As for the ahem “Private Summers”, how’s your diet? Refined grains and sugars (including, unfortunately, white wine for me), were always a main culprit. Couldn’t sleep for hours at night. And usually never under the covers. This was in Northern California. It took a while for me to get a handle on it. It can still be a struggle sometimes when my diet or eating schedule goes off the rails.
You also live in one of the most amazing fresh food countries, regardless of the heat, though I am not sure how you’re settled in in Kingston. I’ve only been to touristy places in JA.
Fe…I haven’t trumpeted Len’s skill and wise gentleness enough yet!

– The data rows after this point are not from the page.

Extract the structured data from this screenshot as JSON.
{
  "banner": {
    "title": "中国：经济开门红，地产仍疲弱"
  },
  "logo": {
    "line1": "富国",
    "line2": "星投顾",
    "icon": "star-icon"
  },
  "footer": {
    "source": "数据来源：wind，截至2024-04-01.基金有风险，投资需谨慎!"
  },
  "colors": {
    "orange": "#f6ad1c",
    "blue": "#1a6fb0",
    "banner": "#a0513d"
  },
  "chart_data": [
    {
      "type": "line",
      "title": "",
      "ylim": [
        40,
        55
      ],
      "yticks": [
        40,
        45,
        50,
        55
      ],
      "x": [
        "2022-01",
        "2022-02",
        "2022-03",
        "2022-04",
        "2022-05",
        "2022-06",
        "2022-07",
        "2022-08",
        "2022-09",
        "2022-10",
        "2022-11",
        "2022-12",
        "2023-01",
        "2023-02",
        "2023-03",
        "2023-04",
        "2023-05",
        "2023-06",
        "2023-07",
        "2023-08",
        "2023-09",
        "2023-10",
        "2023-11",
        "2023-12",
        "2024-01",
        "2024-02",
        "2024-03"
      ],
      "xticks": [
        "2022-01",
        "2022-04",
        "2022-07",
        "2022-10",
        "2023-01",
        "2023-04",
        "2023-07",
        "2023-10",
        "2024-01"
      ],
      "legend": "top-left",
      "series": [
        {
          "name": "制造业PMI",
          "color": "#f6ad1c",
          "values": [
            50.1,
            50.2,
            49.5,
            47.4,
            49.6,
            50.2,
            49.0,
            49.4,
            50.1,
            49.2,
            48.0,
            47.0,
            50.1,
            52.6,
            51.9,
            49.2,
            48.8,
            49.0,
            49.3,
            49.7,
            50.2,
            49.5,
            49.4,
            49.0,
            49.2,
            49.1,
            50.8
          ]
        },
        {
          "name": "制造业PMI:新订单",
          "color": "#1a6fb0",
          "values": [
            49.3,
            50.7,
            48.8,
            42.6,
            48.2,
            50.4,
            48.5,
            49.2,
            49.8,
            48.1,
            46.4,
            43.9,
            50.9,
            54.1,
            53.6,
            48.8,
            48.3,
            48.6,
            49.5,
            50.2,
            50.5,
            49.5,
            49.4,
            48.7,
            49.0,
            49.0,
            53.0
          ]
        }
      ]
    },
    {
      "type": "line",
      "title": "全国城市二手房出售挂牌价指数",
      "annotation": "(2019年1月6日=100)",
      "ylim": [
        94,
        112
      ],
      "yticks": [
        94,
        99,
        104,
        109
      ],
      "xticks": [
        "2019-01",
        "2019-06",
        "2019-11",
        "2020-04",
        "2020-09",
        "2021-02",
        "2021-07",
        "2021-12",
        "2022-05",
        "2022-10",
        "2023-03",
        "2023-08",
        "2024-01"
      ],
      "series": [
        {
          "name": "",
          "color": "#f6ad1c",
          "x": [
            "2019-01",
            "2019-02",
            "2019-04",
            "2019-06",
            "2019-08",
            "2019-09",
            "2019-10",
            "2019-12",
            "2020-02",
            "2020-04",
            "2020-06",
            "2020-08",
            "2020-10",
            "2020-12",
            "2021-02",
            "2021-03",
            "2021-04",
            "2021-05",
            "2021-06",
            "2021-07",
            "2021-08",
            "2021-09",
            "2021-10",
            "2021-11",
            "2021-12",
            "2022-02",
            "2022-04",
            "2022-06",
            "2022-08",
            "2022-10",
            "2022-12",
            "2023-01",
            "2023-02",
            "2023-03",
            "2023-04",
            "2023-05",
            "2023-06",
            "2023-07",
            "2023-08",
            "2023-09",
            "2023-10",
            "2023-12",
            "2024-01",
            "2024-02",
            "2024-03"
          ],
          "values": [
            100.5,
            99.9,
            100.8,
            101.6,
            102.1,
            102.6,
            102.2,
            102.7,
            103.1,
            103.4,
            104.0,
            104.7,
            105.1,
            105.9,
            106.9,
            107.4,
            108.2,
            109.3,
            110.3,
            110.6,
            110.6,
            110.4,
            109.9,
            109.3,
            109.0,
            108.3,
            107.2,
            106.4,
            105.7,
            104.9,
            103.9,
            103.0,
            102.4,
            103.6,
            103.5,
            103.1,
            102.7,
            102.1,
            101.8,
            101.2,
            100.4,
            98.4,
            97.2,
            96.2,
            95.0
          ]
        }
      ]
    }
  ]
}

Born in town with the heart of a country girl. Sleeping and eating much healthier since I stopped teaching and dancing full-time – not addicted to all the fast food franchises the US has sent us! The drought has been deleterious for farmers and produce – more imports just continues to deepen our massive debt. One US dollar is currently going for $117JA…….
Alaine:
Been reading about how El Nino could have a devastating effect on the southeast of North America, which would include the Caribbean. I hate seeing Jamaica undergo such economic pressure. It is a place for respite for me and my extended family and is a holy place as is all of the Caribbean.
Good we share a background as country girls. Its a grounded place to come from, literally and figuratively, isn’t it?